Quella piccola strofa produce dolore perché si avvicina molto al concetto di nostalgia. In un mondo, come quello odierno, di prospettive apocalittiche ̶ non dimentichiamoci che ci sono orologi più che cubitali esposti in giro per il mondo che hanno iniziato il loro conto alla rovescia verso il punto di non ritorno ̶ guardare al futuro vuol dire addossarsi la responsabilità di problemi ambientali ed etici. Se per esempio in Dentro i tempi, titolo per un certo verso sarcastico, dato l’anacronismo dello stile che qualcuno potrebbe contestarmi, facendo del mare inquinato una «sirena» cerco di restituire alla natura la bellezza che l’inquinamento le sottrae, in Futuramente l’alienazione si serve, per attuarsi, del passato sotto forma di ricordo. I «piccoli tagli» sono i problemi che col passare del tempo si riducono a piccolezze e «le passeggiate a riva d’agosto» rimandano ai pomeriggi estivi in cui col caldo, in spiaggia, bastava un costume e qualche amico per non sentire addosso le responsabilità cui sopra accennavo.

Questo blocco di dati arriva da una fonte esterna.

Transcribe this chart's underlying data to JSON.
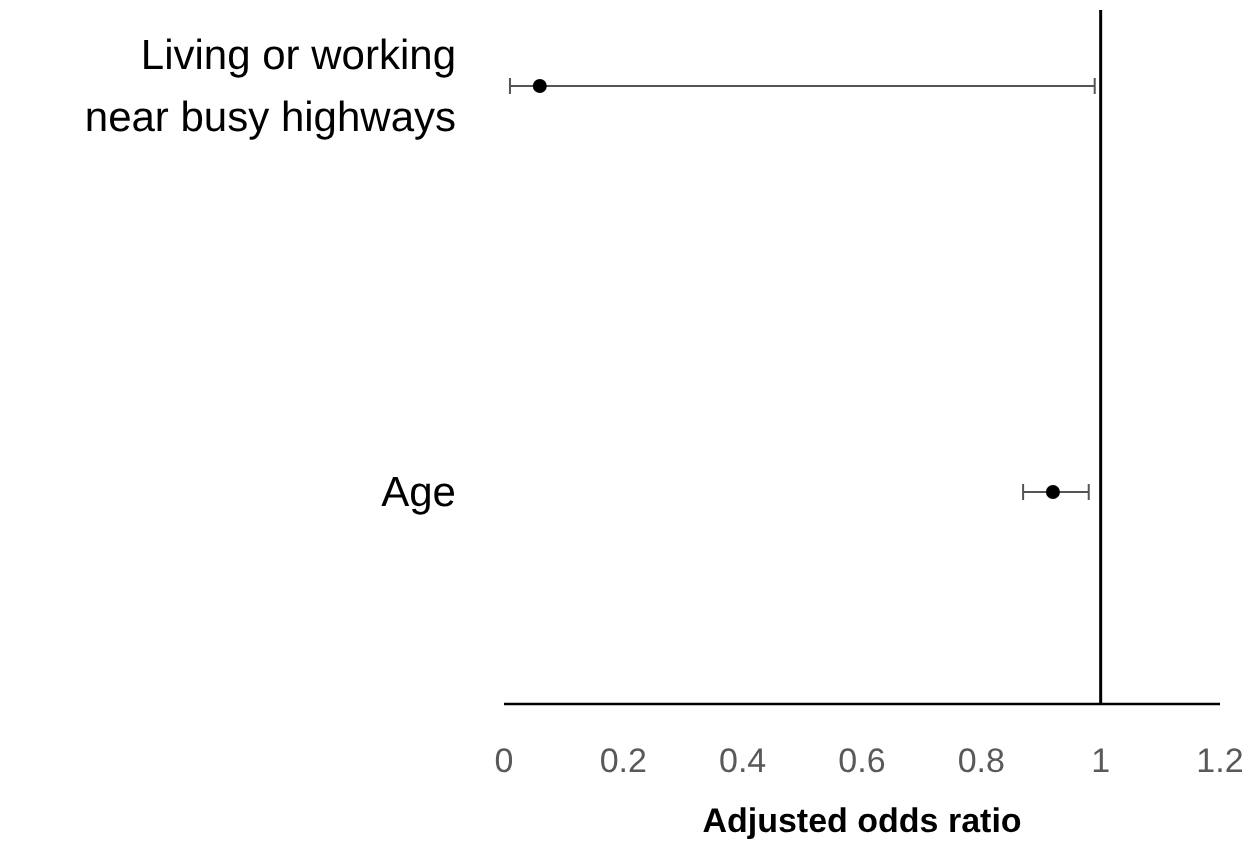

Isole, rive di cocci delle conchiglie, strade lungo cui galoppare, ci regali paesaggi bucolici, ma poi arriva Torino con nuovi giochi di luce. Qui, l’io lirico, invocandola, si rifugia nell’energia di un’altra bellezza?

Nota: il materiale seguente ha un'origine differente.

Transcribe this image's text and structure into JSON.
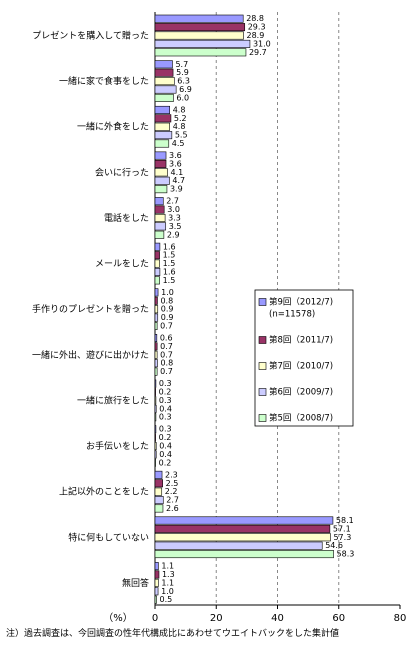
{
  "chart_data": {
    "type": "hbar",
    "categories": [
      "プレゼントを購入して贈った",
      "一緒に家で食事をした",
      "一緒に外食をした",
      "会いに行った",
      "電話をした",
      "メールをした",
      "手作りのプレゼントを贈った",
      "一緒に外出、遊びに出かけた",
      "一緒に旅行をした",
      "お手伝いをした",
      "上記以外のことをした",
      "特に何もしていない",
      "無回答"
    ],
    "series": [
      {
        "name": "第9回（2012/7)",
        "legend_note": "(n=11578)",
        "color": "#9999ff",
        "values": [
          28.8,
          5.7,
          4.8,
          3.6,
          2.7,
          1.6,
          1.0,
          0.6,
          0.3,
          0.3,
          2.3,
          58.1,
          1.1
        ],
        "value_labels": [
          "28.8",
          "5.7",
          "4.8",
          "3.6",
          "2.7",
          "1.6",
          "1.0",
          "0.6",
          "0.3",
          "0.3",
          "2.3",
          "58.1",
          "1.1"
        ]
      },
      {
        "name": "第8回（2011/7)",
        "color": "#993366",
        "values": [
          29.3,
          5.9,
          5.2,
          3.6,
          3.0,
          1.5,
          0.8,
          0.7,
          0.2,
          0.2,
          2.5,
          57.1,
          1.3
        ],
        "value_labels": [
          "29.3",
          "5.9",
          "5.2",
          "3.6",
          "3.0",
          "1.5",
          "0.8",
          "0.7",
          "0.2",
          "0.2",
          "2.5",
          "57.1",
          "1.3"
        ]
      },
      {
        "name": "第7回（2010/7)",
        "color": "#ffffcc",
        "values": [
          28.9,
          6.3,
          4.8,
          4.1,
          3.3,
          1.5,
          0.9,
          0.7,
          0.3,
          0.4,
          2.2,
          57.3,
          1.1
        ],
        "value_labels": [
          "28.9",
          "6.3",
          "4.8",
          "4.1",
          "3.3",
          "1.5",
          "0.9",
          "0.7",
          "0.3",
          "0.4",
          "2.2",
          "57.3",
          "1.1"
        ]
      },
      {
        "name": "第6回（2009/7)",
        "color": "#ccccff",
        "values": [
          31.0,
          6.9,
          5.5,
          4.7,
          3.5,
          1.6,
          0.9,
          0.8,
          0.4,
          0.4,
          2.7,
          54.6,
          1.0
        ],
        "value_labels": [
          "31.0",
          "6.9",
          "5.5",
          "4.7",
          "3.5",
          "1.6",
          "0.9",
          "0.8",
          "0.4",
          "0.4",
          "2.7",
          "54.6",
          "1.0"
        ]
      },
      {
        "name": "第5回（2008/7)",
        "color": "#ccffcc",
        "values": [
          29.7,
          6.0,
          4.5,
          3.9,
          2.9,
          1.5,
          0.7,
          0.7,
          0.3,
          0.2,
          2.6,
          58.3,
          0.5
        ],
        "value_labels": [
          "29.7",
          "6.0",
          "4.5",
          "3.9",
          "2.9",
          "1.5",
          "0.7",
          "0.7",
          "0.3",
          "0.2",
          "2.6",
          "58.3",
          "0.5"
        ]
      }
    ],
    "xlim": [
      0,
      80
    ],
    "xticks": [
      0,
      20,
      40,
      60,
      80
    ],
    "xlabel": "（%）",
    "grid": true,
    "legend_position": "center-right",
    "note": "注）過去調査は、今回調査の性年代構成比にあわせてウエイトバックをした集計値"
  }
}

Assolutamente sì! Lasciami sottolineare come anche qui subentri il tema del ricordo, anche se in questo caso si confonde con l’ambientazione onirica. Ricordo perfettamente quella notte e quell’alba. Ero nella mia stanza e la città iniziava a svegliarsi, ma la mia attenzione non poteva rivolgersi che alla luce di quel cielo così cristallino. Mi sembrò, quella luce, una consolazione per l’incubo di qualche momento prima.

Passando all’aspetto tecnico, volevo chiederti quale tipo di riflessione hai condotto sulla metrica. La libertà del verso risiede nella scelta di una forma o nel fuggirla?

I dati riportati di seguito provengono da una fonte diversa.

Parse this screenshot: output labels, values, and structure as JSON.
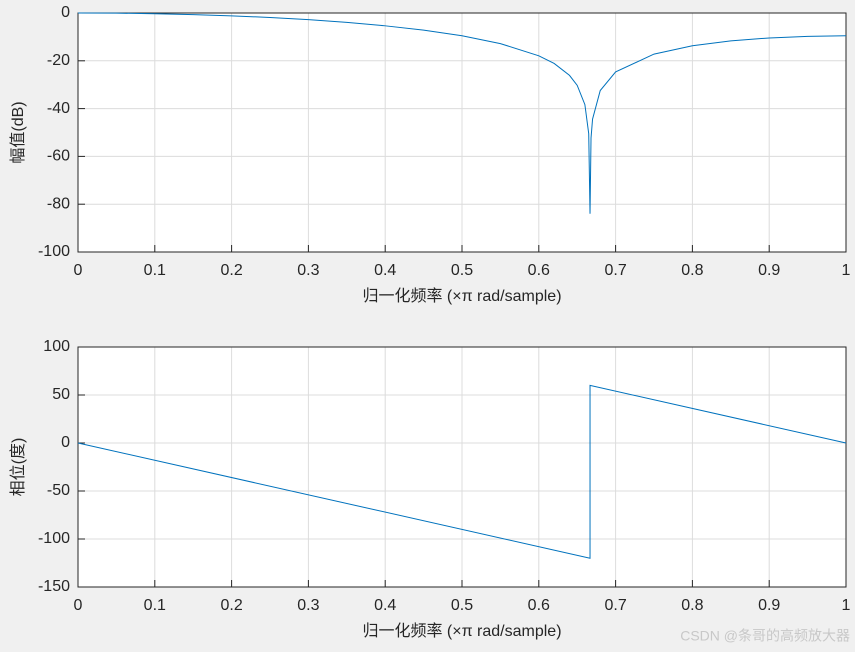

Ricordo un enorme sforzo quando ripenso alla composizione di Momento epocale, la quale posso dire essere un metro del tutto inedito. Per me, il riscontrare un metro più o meno canonico in un verso è l’inevitabile. Non potrei pensare di scrivere un verso e una volta scritto non constatarne il metro, definirne la posizione degli accenti e, in caso, modificarlo laddove lo ritenga opportuno. Non è ovviamente una questione ritmica, tra i poeti che preferisco vi sono alcuni che hanno fatto del ritmo del parlato un punto di forza, ma la “puzza di poesia” che io – per il momento – ritengo parte essenziale e strategica della mia dialettica (di certo non giunta a un sufficiente livello di maturità), si nutre anche
di scontati ipertecnici e forse frustranti vincoli metrici.

I tuoi poeti guida chi sono?

Da ognuno dei poeti che si legge si impara qualcosa sulla vita e dunque è inevitabile che questi insegnamenti, per chi si cimenta a fare poesia, si riflettano nei versi. Direi però che quando si legge molto un poeta, qualcosa del suo lessico, della sua ritmica e in generale delle sue strategie, sedimenta nella memoria per poi andare a costituire una parte essenziale del processo creativo. Direi che fra questi vi sono colonne come Montale, soprattutto il primo, il D’Annunzio dell’Alcyone e paradossalmente, ma in gran parte, un poeta che ho motivo di credere avrebbe da ridire a proposito di molti aspetti delle mie poesie e sul quale sto scrivendo il mio lavoro di tesi: Vittorio Sereni.